TODD:  Well, the Washington, D.C. area was hit by an earthquake, believe it or not this morning, and not the political kind we‘re used to.  I know that cliche is getting old for folks.  But it was a fairly mild one.  Earthquakes are still pretty unusual in this part of the country, so where are these fault lines around the country and is there one near you?
So, we called in Dr. Thomas Heaton.  He is with the earthquake engineering research lab at the California Institute of Technology and he joins us now.
All right.  Dr. Heaton, I know most of your work is usually on the west coast.  We know that everybody from Seattle to San Diego is always mindful of the fear of earthquakes.  A new phenomenon here east of the Mississippi—how risky is this on the, quote, “eastern half of the country”?
DR. THOMAS HEATON, GEOPHYSICS & CIVIL ENGINEERING PROFESSOR:  Well, roughly 10 percent the rate of earthquakes in the eastern U.S. as opposed to the western U.S.  So, you don‘t get a lot of the earthquakes in the eastern U.S., especially in the 20th and 21st centuries.
If you go back awhile, you‘ll find there were some really important earthquakes in the eastern United States in the 19th century especially.  Even New York got into the act with a magnitude 5.5 earthquake in the 1800s.  But there have been some very large earthquakes in the eastern U.S., but nothing in any living person‘s memory.

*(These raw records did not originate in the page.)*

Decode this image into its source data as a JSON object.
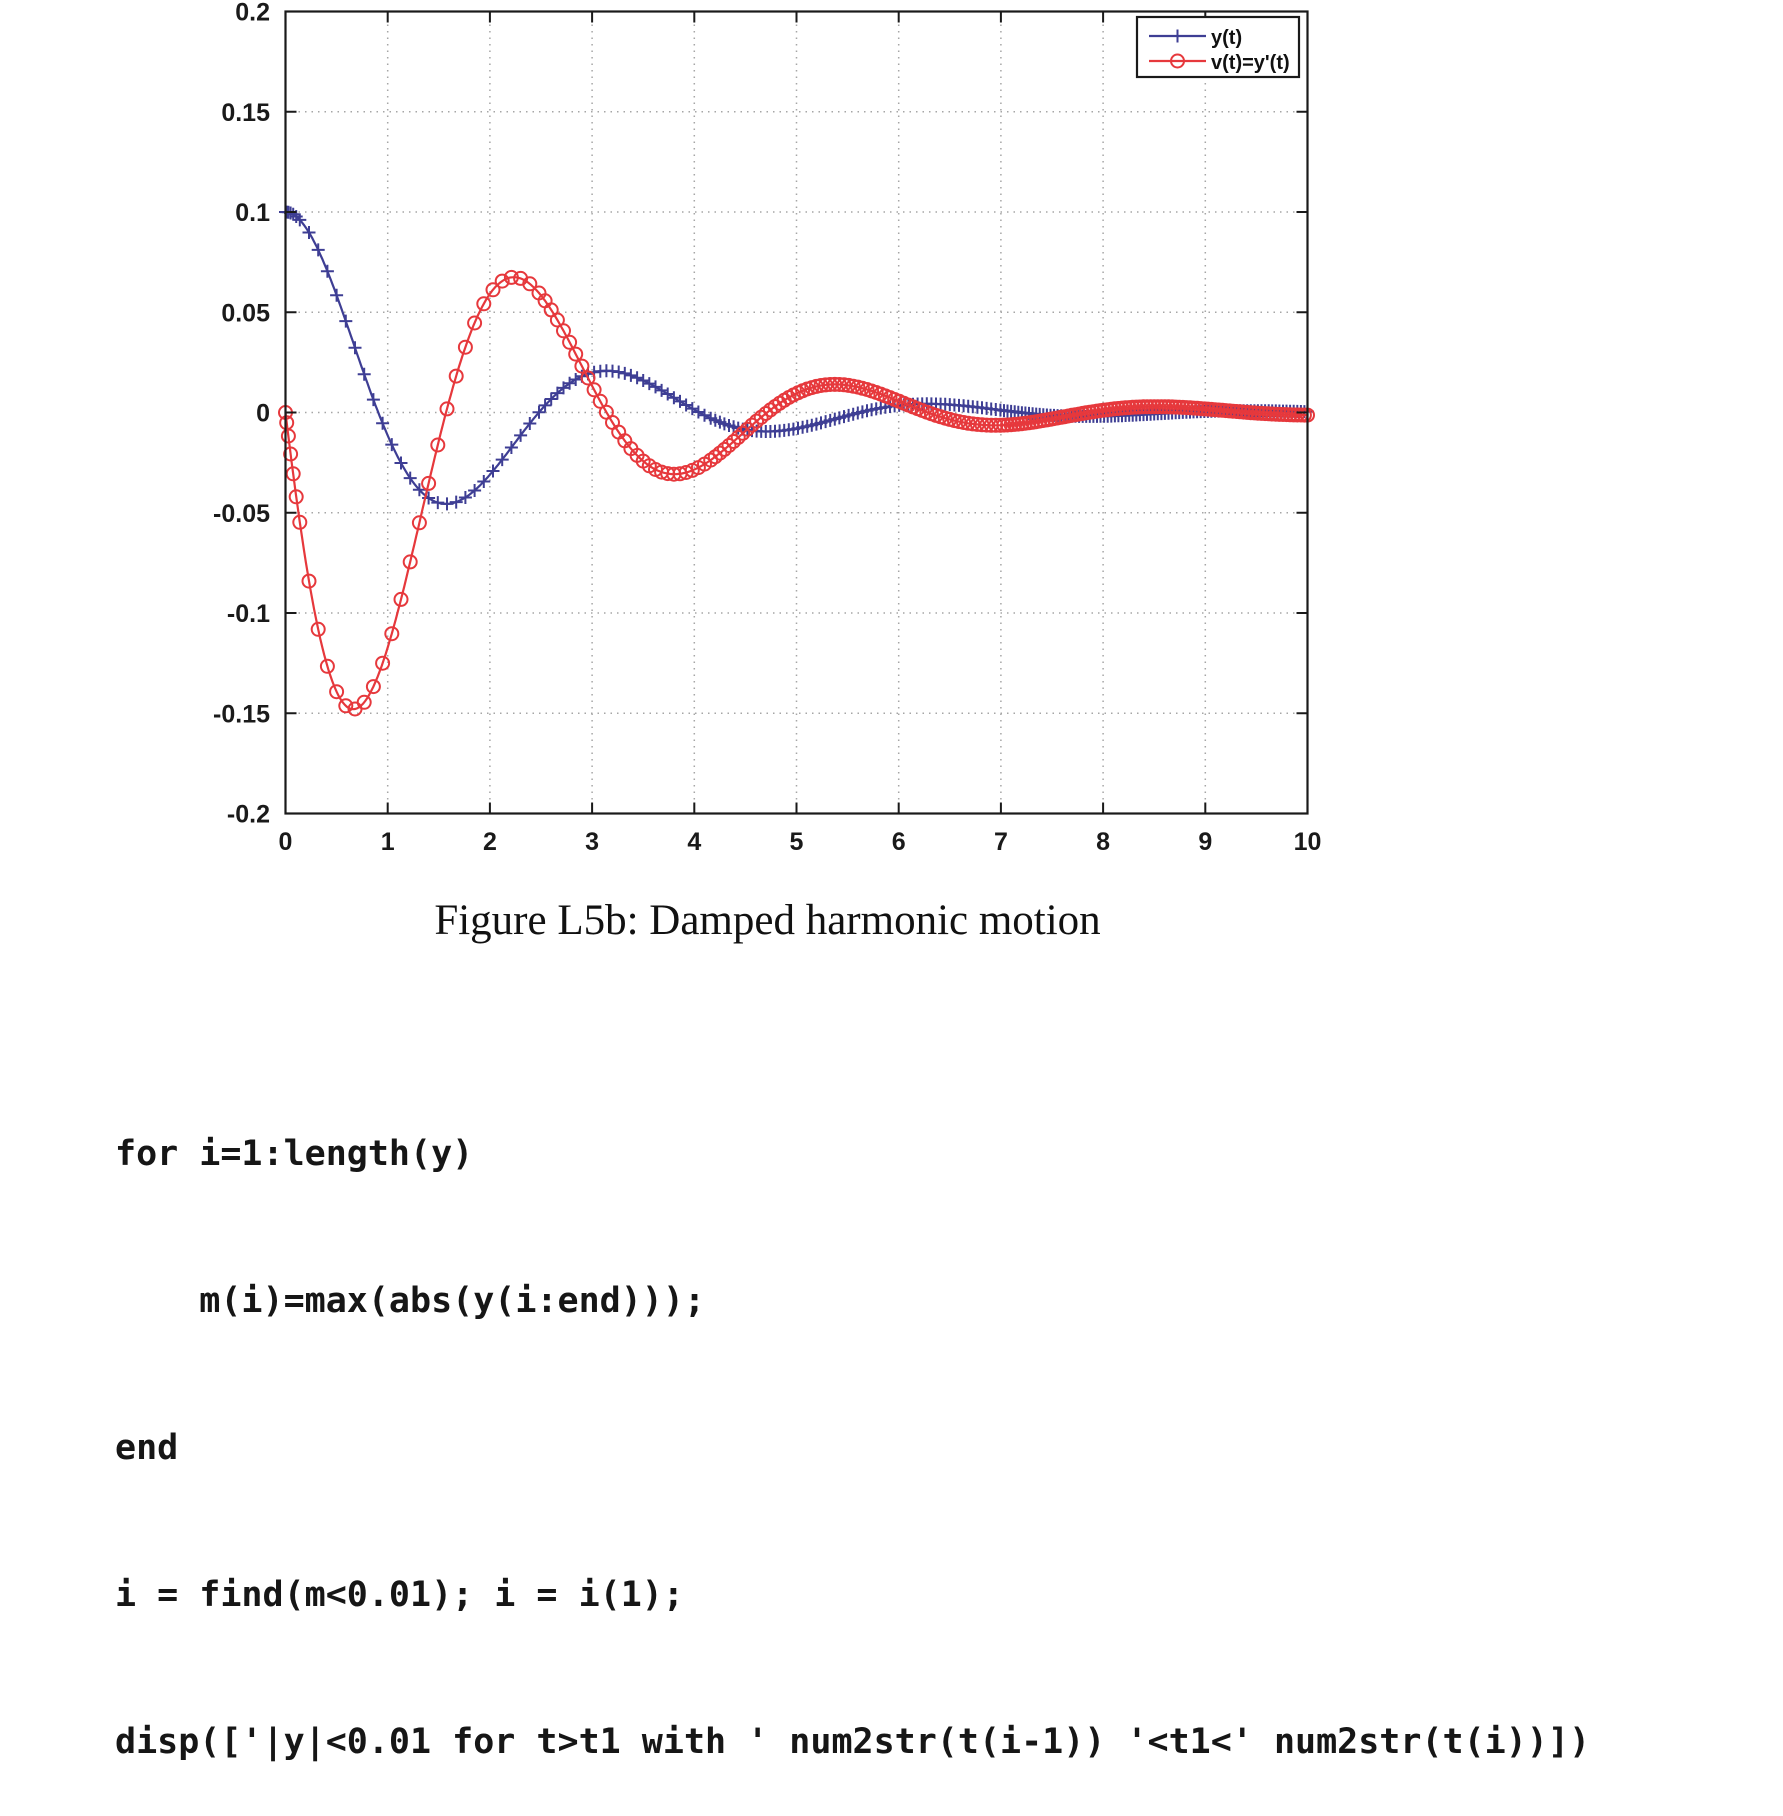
{
  "figure": {
    "caption": "Figure L5b: Damped harmonic motion"
  },
  "chart_data": {
    "type": "line",
    "title": "",
    "xlabel": "",
    "ylabel": "",
    "xlim": [
      0,
      10
    ],
    "ylim": [
      -0.2,
      0.2
    ],
    "xticks": [
      0,
      1,
      2,
      3,
      4,
      5,
      6,
      7,
      8,
      9,
      10
    ],
    "xtick_labels": [
      "0",
      "1",
      "2",
      "3",
      "4",
      "5",
      "6",
      "7",
      "8",
      "9",
      "10"
    ],
    "yticks": [
      0.2,
      0.15,
      0.1,
      0.05,
      0,
      -0.05,
      -0.1,
      -0.15,
      -0.2
    ],
    "ytick_labels": [
      "0.2",
      "0.15",
      "0.1",
      "0.05",
      "0",
      "-0.05",
      "-0.1",
      "-0.15",
      "-0.2"
    ],
    "grid": "dotted",
    "colors": {
      "y_series": "#3e3e94",
      "v_series": "#e6383c",
      "frame": "#1a1a1a",
      "grid": "#a6a6a6"
    },
    "legend": {
      "position": "top-right",
      "entries": [
        {
          "label": "y(t)",
          "series": "y"
        },
        {
          "label": "v(t)=y'(t)",
          "series": "v"
        }
      ]
    },
    "series": [
      {
        "id": "y",
        "name": "y(t)",
        "color": "#3e3e94",
        "marker": "plus",
        "line": "solid",
        "model": "y(t) = exp(-0.5*t)*(0.1*cos(2*t) + 0.025*sin(2*t))",
        "params": {
          "y0": 0.1,
          "dy0": 0,
          "gamma": 0.5,
          "omega": 2
        },
        "key_points": [
          {
            "t": 0,
            "value": 0.1
          },
          {
            "t": 0.91,
            "value": 0
          },
          {
            "t": 1.57,
            "value": -0.046
          },
          {
            "t": 3.14,
            "value": 0.021
          },
          {
            "t": 4.71,
            "value": -0.0095
          },
          {
            "t": 6.28,
            "value": 0.0043
          },
          {
            "t": 10,
            "value": 0.0004
          }
        ]
      },
      {
        "id": "v",
        "name": "v(t)=y'(t)",
        "color": "#e6383c",
        "marker": "circle",
        "line": "solid",
        "model": "v(t) = -0.2125*exp(-0.5*t)*sin(2*t)",
        "params": {
          "amp": -0.2125,
          "gamma": 0.5,
          "omega": 2
        },
        "key_points": [
          {
            "t": 0,
            "value": 0
          },
          {
            "t": 0.66,
            "value": -0.148
          },
          {
            "t": 1.57,
            "value": 0
          },
          {
            "t": 2.23,
            "value": 0.067
          },
          {
            "t": 3.81,
            "value": -0.031
          },
          {
            "t": 5.38,
            "value": 0.014
          },
          {
            "t": 6.95,
            "value": -0.0063
          },
          {
            "t": 10,
            "value": -0.0013
          }
        ]
      }
    ],
    "sampling": {
      "t_start": 0,
      "t_end": 10,
      "cluster": [
        0,
        0.012,
        0.028,
        0.05,
        0.075,
        0.105,
        0.14
      ],
      "steps": [
        {
          "until": 2.5,
          "dt": 0.09
        },
        {
          "until": 4.2,
          "dt": 0.06
        },
        {
          "until": 7.0,
          "dt": 0.045
        },
        {
          "until": 10.0,
          "dt": 0.035
        }
      ]
    }
  },
  "code": {
    "lines": [
      "for i=1:length(y)",
      "    m(i)=max(abs(y(i:end)));",
      "end",
      "i = find(m<0.01); i = i(1);",
      "disp(['|y|<0.01 for t>t1 with ' num2str(t(i-1)) '<t1<' num2str(t(i))])"
    ]
  }
}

TODD:  And is there anything to—there‘s still nothing about an earthquake that can tell you, let you to predict that—oh, boy, a bigger one is coming.  There‘s no—we yet don‘t have a pattern here, correctly, when you see a tremor, this means something?
HEATON:  Well, of course, there‘s always a bigger one coming, but in terms of being able to tell when it‘s going to happen, we have no idea.  And we do try to look for patterns, but I think the more we look, the more we realize it‘s very hard to see any repeatable pattern.
TODD:  So, outside of—we know the corridor on the west coast big, you know, from Seattle, San Francisco, Los Angeles.  Another big area I‘ve always heard of that people don‘t talk about much is St. Louis.  So, very quickly, tell us about that fault.
HEATON:  Well, I don‘t think we know much about the fault except for the fact that there were three very large earthquakes, two in 1811, and a third one in 1812.  And then there was another magnitude 6 ½ earthquake in the 1890s.  Those earthquakes still have aftershocks today.
So, we can use the aftershocks from those earthquakes even almost 200 years ago to map where the faults were.  The big debate is whether we‘ll have another large one on those faults.  And to be honest, I don‘t think any of us know.
TODD:  All right.  Well, Dr. Thomas Heaton—a lot of us here in Washington, D.C. getting a education on earthquakes and faults.  So, I appreciate you participating in that today.  Thanks very much.
All right.  Well, that‘s HARDBALL for now.  Thanks for being with us.
Right now, it‘s time for “THE ED SHOW” with Ed Schultz.